Но скоро успокоился. Ему было всего сорок лет.
Ложиться он не стал, боясь проспать самолёт. Сгрёб мусор в корзину. Скидал вещички в сумку. Встал под душ, выдавил на щётку белый вопросительный знак.
Позвонил шофёр. Калачов велел ждать, сам поплескался ещё, побрился и не спеша спустился к завтраку. Там сидел один Винтер. Хохол дрых: его самолёт вечером. Аппетита тоже не было, тоже, видно, дрых — Калачов поел через силу. Набил карманы гостинцами, прозрачную ложечку после тутти-фрутти облизал и сунул в карман — на память; гад Винтер следил за ним хищным режиссёрским взглядом. Шофёр всё приставал: едем да едем.
Ну поехали. Калачов велел рулить в «Альт-Ратхаус». Шофёр слабо завозникал, но подчинился. В оргкомитете он быстро нашёл Ане Линке.

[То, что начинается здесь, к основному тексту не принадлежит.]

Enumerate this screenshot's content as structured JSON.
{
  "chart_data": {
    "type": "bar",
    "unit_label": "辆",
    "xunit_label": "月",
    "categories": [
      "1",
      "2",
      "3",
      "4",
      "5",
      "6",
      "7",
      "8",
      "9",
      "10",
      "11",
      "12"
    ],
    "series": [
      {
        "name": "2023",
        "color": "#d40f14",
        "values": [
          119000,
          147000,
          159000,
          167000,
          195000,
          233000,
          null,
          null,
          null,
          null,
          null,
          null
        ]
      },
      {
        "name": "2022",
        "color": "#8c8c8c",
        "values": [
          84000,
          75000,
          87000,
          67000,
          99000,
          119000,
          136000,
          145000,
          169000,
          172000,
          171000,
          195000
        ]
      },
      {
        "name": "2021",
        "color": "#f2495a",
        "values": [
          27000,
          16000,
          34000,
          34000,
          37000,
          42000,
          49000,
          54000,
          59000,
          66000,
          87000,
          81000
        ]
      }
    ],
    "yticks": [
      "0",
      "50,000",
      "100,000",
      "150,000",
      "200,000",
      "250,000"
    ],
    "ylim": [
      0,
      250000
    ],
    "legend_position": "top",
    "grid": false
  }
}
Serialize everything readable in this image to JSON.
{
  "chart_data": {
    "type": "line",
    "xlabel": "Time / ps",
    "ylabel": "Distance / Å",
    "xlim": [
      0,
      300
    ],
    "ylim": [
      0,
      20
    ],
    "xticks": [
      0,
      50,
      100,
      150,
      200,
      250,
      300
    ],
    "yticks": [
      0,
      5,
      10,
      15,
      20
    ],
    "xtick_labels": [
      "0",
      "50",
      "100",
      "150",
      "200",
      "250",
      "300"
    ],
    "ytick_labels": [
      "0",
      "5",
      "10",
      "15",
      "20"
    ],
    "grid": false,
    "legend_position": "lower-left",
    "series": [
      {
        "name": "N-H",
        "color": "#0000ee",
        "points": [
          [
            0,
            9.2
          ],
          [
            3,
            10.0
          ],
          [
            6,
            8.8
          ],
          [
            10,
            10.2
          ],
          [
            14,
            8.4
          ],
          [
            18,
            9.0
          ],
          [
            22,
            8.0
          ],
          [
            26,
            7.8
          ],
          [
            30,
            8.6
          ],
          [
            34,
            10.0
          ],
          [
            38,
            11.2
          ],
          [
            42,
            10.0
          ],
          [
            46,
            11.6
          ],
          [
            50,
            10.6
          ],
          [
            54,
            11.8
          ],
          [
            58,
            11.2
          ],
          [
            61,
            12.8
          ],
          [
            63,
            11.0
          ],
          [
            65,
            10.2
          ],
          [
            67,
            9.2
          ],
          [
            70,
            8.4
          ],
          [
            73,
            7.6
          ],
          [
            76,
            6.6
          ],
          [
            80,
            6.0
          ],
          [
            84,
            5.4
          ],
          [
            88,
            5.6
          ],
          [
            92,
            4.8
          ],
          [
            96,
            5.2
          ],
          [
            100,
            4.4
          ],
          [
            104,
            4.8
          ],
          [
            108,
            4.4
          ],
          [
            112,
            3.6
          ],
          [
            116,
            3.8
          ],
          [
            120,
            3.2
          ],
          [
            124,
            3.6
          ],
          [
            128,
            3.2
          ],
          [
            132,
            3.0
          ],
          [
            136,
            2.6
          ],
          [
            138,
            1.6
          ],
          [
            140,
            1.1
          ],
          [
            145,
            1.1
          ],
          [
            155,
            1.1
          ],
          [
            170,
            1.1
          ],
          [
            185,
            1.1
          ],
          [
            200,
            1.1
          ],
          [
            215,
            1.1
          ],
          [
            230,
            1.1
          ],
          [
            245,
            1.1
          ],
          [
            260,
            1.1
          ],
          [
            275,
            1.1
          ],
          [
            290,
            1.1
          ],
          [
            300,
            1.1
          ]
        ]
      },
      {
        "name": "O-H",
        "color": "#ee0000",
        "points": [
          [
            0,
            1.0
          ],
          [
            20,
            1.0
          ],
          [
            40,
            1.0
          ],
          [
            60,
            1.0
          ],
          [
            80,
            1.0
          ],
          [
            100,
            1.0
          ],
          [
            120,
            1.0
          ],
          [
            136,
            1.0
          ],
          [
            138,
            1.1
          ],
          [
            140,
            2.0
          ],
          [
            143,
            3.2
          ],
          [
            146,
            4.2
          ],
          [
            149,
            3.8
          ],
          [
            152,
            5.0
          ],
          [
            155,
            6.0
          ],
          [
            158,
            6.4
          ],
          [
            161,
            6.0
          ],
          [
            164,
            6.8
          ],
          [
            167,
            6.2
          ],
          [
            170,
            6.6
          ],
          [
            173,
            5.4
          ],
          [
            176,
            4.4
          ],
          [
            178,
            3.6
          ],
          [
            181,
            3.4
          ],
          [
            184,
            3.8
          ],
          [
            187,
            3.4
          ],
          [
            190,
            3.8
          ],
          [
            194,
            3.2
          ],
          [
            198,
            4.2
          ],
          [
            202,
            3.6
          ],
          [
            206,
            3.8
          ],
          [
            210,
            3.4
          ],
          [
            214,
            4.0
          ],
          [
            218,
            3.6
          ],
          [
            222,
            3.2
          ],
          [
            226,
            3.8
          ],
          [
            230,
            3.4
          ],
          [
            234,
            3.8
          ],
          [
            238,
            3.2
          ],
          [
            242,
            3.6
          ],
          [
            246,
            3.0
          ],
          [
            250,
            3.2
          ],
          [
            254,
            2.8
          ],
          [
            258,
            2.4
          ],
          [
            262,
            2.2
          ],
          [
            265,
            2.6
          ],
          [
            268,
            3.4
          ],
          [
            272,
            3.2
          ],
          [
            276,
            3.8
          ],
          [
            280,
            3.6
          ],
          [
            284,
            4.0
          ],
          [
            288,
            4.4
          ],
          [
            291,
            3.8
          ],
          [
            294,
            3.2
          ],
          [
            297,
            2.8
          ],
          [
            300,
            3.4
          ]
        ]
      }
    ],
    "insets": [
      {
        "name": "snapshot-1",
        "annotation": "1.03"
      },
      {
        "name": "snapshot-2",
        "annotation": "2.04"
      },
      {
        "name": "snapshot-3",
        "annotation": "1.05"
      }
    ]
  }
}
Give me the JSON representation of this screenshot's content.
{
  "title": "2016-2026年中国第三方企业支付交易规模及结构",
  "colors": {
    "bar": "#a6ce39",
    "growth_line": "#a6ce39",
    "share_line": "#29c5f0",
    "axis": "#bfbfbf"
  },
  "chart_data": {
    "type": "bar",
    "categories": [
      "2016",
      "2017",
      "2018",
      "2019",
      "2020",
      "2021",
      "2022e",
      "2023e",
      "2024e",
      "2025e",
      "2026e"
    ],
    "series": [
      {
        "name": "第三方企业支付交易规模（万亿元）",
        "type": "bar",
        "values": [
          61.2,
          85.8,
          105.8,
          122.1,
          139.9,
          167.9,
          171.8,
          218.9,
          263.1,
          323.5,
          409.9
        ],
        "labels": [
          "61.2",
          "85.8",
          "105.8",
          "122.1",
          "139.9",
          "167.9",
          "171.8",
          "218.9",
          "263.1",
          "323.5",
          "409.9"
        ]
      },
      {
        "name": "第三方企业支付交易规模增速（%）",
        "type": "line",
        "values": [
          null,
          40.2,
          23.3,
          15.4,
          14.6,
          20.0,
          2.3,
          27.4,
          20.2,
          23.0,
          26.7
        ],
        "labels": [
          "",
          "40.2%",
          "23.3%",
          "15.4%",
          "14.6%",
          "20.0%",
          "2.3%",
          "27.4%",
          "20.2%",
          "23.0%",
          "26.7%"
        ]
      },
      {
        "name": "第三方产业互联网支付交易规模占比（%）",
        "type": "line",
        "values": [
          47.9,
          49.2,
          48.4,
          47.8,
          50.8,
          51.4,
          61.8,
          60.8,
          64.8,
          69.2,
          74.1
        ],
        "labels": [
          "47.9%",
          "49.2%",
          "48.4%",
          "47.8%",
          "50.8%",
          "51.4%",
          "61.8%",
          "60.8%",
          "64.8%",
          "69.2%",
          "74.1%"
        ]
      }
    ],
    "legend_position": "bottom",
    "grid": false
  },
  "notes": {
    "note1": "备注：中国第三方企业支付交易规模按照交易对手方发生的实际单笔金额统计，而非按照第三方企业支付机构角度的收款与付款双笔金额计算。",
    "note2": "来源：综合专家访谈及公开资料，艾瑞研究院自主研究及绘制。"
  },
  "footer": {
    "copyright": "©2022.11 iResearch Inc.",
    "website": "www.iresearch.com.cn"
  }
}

Ане, увидев его, отчего-то встревожилась, схватила за руку: «Что с тобой?» Будто за сердце схватила — сердце закричало заячьим криком и сразу будто испугалось —умолкло, заныло тупо, немо, глупо, совершенно неуместно и, главное, безнадёжно. Сели на диванчик. Калачов, дыша в сторону, сказал, что улетает далеко и навсегда. Ане тоже что-то сказала — но Калачов уже не слышал: свистели турбины. Весь раздуваемый ветром, он встал, вынул свою книжку с названием, некогда важным, хотел подписать солидно: на память, мол, от джинна Маймуна... А написал просто: «Забудешь?»
Вручил студентке для изучения, поцеловал кротко её пальчики, махнул Ингрид и был таков.
Радиола с волшебным зелёным глазком. Шкала подсвечена, на шкале — чужие города. За шкалой — музыка, у каждого города музыка своя.
Вечер. За странным, вытянутым вверх, окном странный сумеречный свет. Он льётся в тёмную комнату и пре-вращется в тихую музыку. Течёт время, текут очертания предметов, меняется свет — всё плавно, вкрадчиво — и лишь посередине зычно сверкает зелёный глазок и желтеет шкала. Они остаются гореть, всё утекает, а они остаются ослепительно гореть посередине темноты.
Это ангина. Это бред.
Глядеть на шкалу невыносимо, но не глядеть нельзя. Мальчик болен, ему то хорошо, то плохо, то снова очень-очень хорошо — так хорошо, что хочется плакать. Он лежит один в темноте и видит, чувствует чужой город. Виденье манит, влечёт его, оно имеет над ним непонятную власть. Непонятную: ведь город чужой — чужой неприятный язык... Но мальчик не может рассуждать, он снова и снова уносится в тот город, который вовсе и не город, а большой уютный парк с рядом красивых особнячков по краю. Домики с башенками, эркерами и мансардами, они чужие и в то же время бесконечно симпатичные. Они твои, но в них не войти.